A Bowl of Wonder
- kingdomantique
- Jul 31, 2022
- 2 min read
First Published by Bonhams on 21 Sep 2020

An Exceptional Parcel Gilt Silver Lobed Bowl at Bonhams' Fine Chinese Paintings and Works of Art Sale in New York
Fine Chinese Paintings and Works of Art 21 Sep 2020New YorkAn exceptional parcel gilt silver lobed bowl Tang dynasty, 7th-8th centuries
New York - One of the highlights of Bonhams' Fine Chinese Paintings and Works of Art on September 21 will be An Exceptional Parcel Gilt Silver Lobed Bowl dating from the Tang dynasty. It has an estimate of $200,000 – 300,000.
This important silver-gilt bowl would undoubtedly have been made for a figure of exalted status, exemplifying as it does, the finest metal craftsmanship of the Tang Dynasty (618-907AD). Of large size, almost nine inches across, it is elegantly proportioned and exquisitely hammered into an attractive floral outline of five lobed petals forming the sides of the vessel, which are further enhanced by ten magnificent hammered, punched and engraved medallions of exotic foliage, flowers and fruit. These are equally spaced, five to the exterior and five to the interior, with a further much larger and superlative medallion at the center.
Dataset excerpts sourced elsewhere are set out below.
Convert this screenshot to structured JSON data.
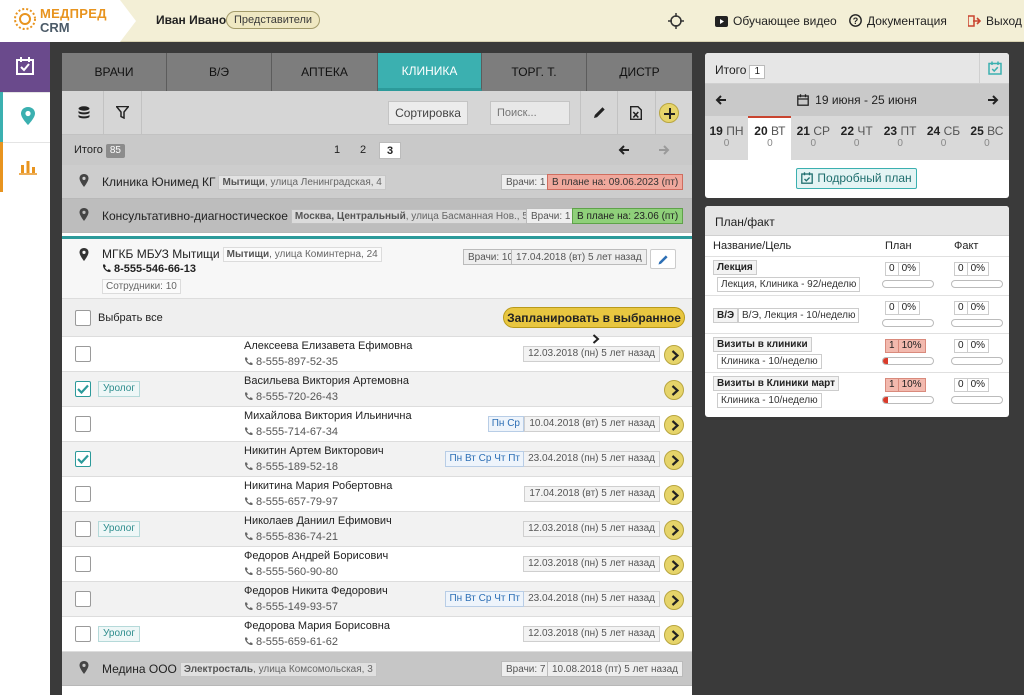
{
  "app": {
    "logo_top": "МЕДПРЕД",
    "logo_bottom": "CRM",
    "brand_color": "#e8941f",
    "accent_color": "#3bb0b0"
  },
  "header": {
    "user_name": "Иван Иванов",
    "role": "Представители",
    "training_video": "Обучающее видео",
    "documentation": "Документация",
    "logout": "Выход"
  },
  "sidebar": {
    "items": [
      {
        "name": "calendar-icon",
        "active": true
      },
      {
        "name": "map-pin-icon",
        "active": false
      },
      {
        "name": "bar-chart-icon",
        "active": false
      }
    ]
  },
  "tabs": [
    {
      "label": "ВРАЧИ"
    },
    {
      "label": "В/Э"
    },
    {
      "label": "АПТЕКА"
    },
    {
      "label": "КЛИНИКА",
      "active": true
    },
    {
      "label": "ТОРГ. Т."
    },
    {
      "label": "ДИСТР"
    }
  ],
  "toolbar": {
    "sort_label": "Сортировка",
    "search_placeholder": "Поиск..."
  },
  "pager": {
    "total_label": "Итого",
    "total_count": "85",
    "pages": [
      "1",
      "2",
      "3"
    ],
    "current_page": "3"
  },
  "clinics": [
    {
      "name": "Клиника Юнимед КГ",
      "city": "Мытищи",
      "street": ", улица Ленинградская, 4",
      "doctors": "Врачи: 1",
      "plan": "В плане на: 09.06.2023 (пт)",
      "plan_status": "red"
    },
    {
      "name": "Консультативно-диагностическое",
      "city": "Москва, Центральный",
      "street": ", улица Басманная Нов., 5",
      "doctors": "Врачи: 1",
      "plan": "В плане на: 23.06 (пт)",
      "plan_status": "green"
    }
  ],
  "expanded_clinic": {
    "name": "МГКБ МБУЗ Мытищи",
    "city": "Мытищи",
    "street": ", улица Коминтерна, 24",
    "phone": "8-555-546-66-13",
    "staff": "Сотрудники: 10",
    "doctors": "Врачи: 10",
    "last_visit": "17.04.2018 (вт) 5 лет назад"
  },
  "select_all_label": "Выбрать все",
  "plan_selected_label": "Запланировать в выбранное",
  "doctors": [
    {
      "name": "Алексеева Елизавета Ефимовна",
      "phone": "8-555-897-52-35",
      "specialty": "",
      "days": "",
      "last_visit": "12.03.2018 (пн) 5 лет назад",
      "checked": false
    },
    {
      "name": "Васильева Виктория Артемовна",
      "phone": "8-555-720-26-43",
      "specialty": "Уролог",
      "days": "",
      "last_visit": "",
      "checked": true
    },
    {
      "name": "Михайлова Виктория Ильинична",
      "phone": "8-555-714-67-34",
      "specialty": "",
      "days": "Пн Ср",
      "last_visit": "10.04.2018 (вт) 5 лет назад",
      "checked": false
    },
    {
      "name": "Никитин Артем Викторович",
      "phone": "8-555-189-52-18",
      "specialty": "",
      "days": "Пн Вт Ср Чт Пт",
      "last_visit": "23.04.2018 (пн) 5 лет назад",
      "checked": true
    },
    {
      "name": "Никитина Мария Робертовна",
      "phone": "8-555-657-79-97",
      "specialty": "",
      "days": "",
      "last_visit": "17.04.2018 (вт) 5 лет назад",
      "checked": false
    },
    {
      "name": "Николаев Даниил Ефимович",
      "phone": "8-555-836-74-21",
      "specialty": "Уролог",
      "days": "",
      "last_visit": "12.03.2018 (пн) 5 лет назад",
      "checked": false
    },
    {
      "name": "Федоров Андрей Борисович",
      "phone": "8-555-560-90-80",
      "specialty": "",
      "days": "",
      "last_visit": "12.03.2018 (пн) 5 лет назад",
      "checked": false
    },
    {
      "name": "Федоров Никита Федорович",
      "phone": "8-555-149-93-57",
      "specialty": "",
      "days": "Пн Вт Ср Чт Пт",
      "last_visit": "23.04.2018 (пн) 5 лет назад",
      "checked": false
    },
    {
      "name": "Федорова Мария Борисовна",
      "phone": "8-555-659-61-62",
      "specialty": "Уролог",
      "days": "",
      "last_visit": "12.03.2018 (пн) 5 лет назад",
      "checked": false
    }
  ],
  "last_clinic": {
    "name": "Медина ООО",
    "city": "Электросталь",
    "street": ", улица Комсомольская, 3",
    "doctors": "Врачи: 7",
    "last_visit": "10.08.2018 (пт) 5 лет назад"
  },
  "week": {
    "total_label": "Итого",
    "total_count": "1",
    "range": "19 июня - 25 июня",
    "days": [
      {
        "num": "19",
        "dow": "ПН",
        "count": "0"
      },
      {
        "num": "20",
        "dow": "ВТ",
        "count": "0",
        "active": true
      },
      {
        "num": "21",
        "dow": "СР",
        "count": "0"
      },
      {
        "num": "22",
        "dow": "ЧТ",
        "count": "0"
      },
      {
        "num": "23",
        "dow": "ПТ",
        "count": "0"
      },
      {
        "num": "24",
        "dow": "СБ",
        "count": "0"
      },
      {
        "num": "25",
        "dow": "ВС",
        "count": "0"
      }
    ],
    "detail_plan": "Подробный план"
  },
  "planfact": {
    "title": "План/факт",
    "col_name": "Название/Цель",
    "col_plan": "План",
    "col_fact": "Факт",
    "rows": [
      {
        "title": "Лекция",
        "target": "Лекция, Клиника - 92/неделю",
        "plan_n": "0",
        "plan_pct": "0%",
        "plan_fill": 0,
        "fact_n": "0",
        "fact_pct": "0%",
        "fact_fill": 0
      },
      {
        "title": "В/Э",
        "target": "В/Э, Лекция - 10/неделю",
        "plan_n": "0",
        "plan_pct": "0%",
        "plan_fill": 0,
        "fact_n": "0",
        "fact_pct": "0%",
        "fact_fill": 0
      },
      {
        "title": "Визиты в клиники",
        "target": "Клиника - 10/неделю",
        "plan_n": "1",
        "plan_pct": "10%",
        "plan_fill": 0.1,
        "fact_n": "0",
        "fact_pct": "0%",
        "fact_fill": 0
      },
      {
        "title": "Визиты в Клиники март",
        "target": "Клиника - 10/неделю",
        "plan_n": "1",
        "plan_pct": "10%",
        "plan_fill": 0.1,
        "fact_n": "0",
        "fact_pct": "0%",
        "fact_fill": 0
      }
    ]
  }
}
Originally housed in a private collection in Tokyo before appearing at market in 2002, it then entered another private collection, this time in Europe. It was exhibited in Switzerland at the renowned Baur Museum in Geneva, the repository of a magnificent collection of East Asian art.
It now re-appears, some 18 years later, at a time when a new viewership, which includes a voracious mainland Chinese audience, is hungry for such high status and rare materials. This was evidenced in the recent appearance to market of famous, well-provenanced silver and gold objects from the likes of the Carl Kempe and Stephen Junkunc III collections, which garnered world attention.
Created with a sheet of silver carefully hammered over a shaped mold, probably of wood, and then enhanced with punched and engraved floral medallions further enriched by a top layer of mercury gilding, the dazzling contrast of gold and silver must have astonished the original patron, just as it still does today.
The opening of the trade routes between China, the Near East and Central Asia during the cosmopolitan Tang Dynasty era heralded a wave of artistic change across the country. New technologies and designs permeated China, with Persian glass making techniques and metallurgy having a great impact. This coincided with the development of gold mining, most particularly in the central and southern provinces, which proved particularly rich in this ore.
However, by the late 7th century, gold shortages resulted in Imperial edicts restricting its use to only those of a high status in Tang society.
Two of the earliest discoveries of gold and silver objects, one in 1925, near present-day Xian and the other in 1930 at Balin in Eastern Mongolia, epitomize the finest of Tang precious-metal production (added to in 1970 by a new hoard at Hejiacun, near Xian.) It seems very likely that the present bowl was amongst fifteen very similar bowls and dishes in the 1930 discovery. Eight of these entered the Carl Kempe Collection at the time of the discovery whilst others, over time, have been dispersed around the world. Seattle Art Museum and the University of Pennsylvania Collection have each benefitted with examples from the same 1930 hoard.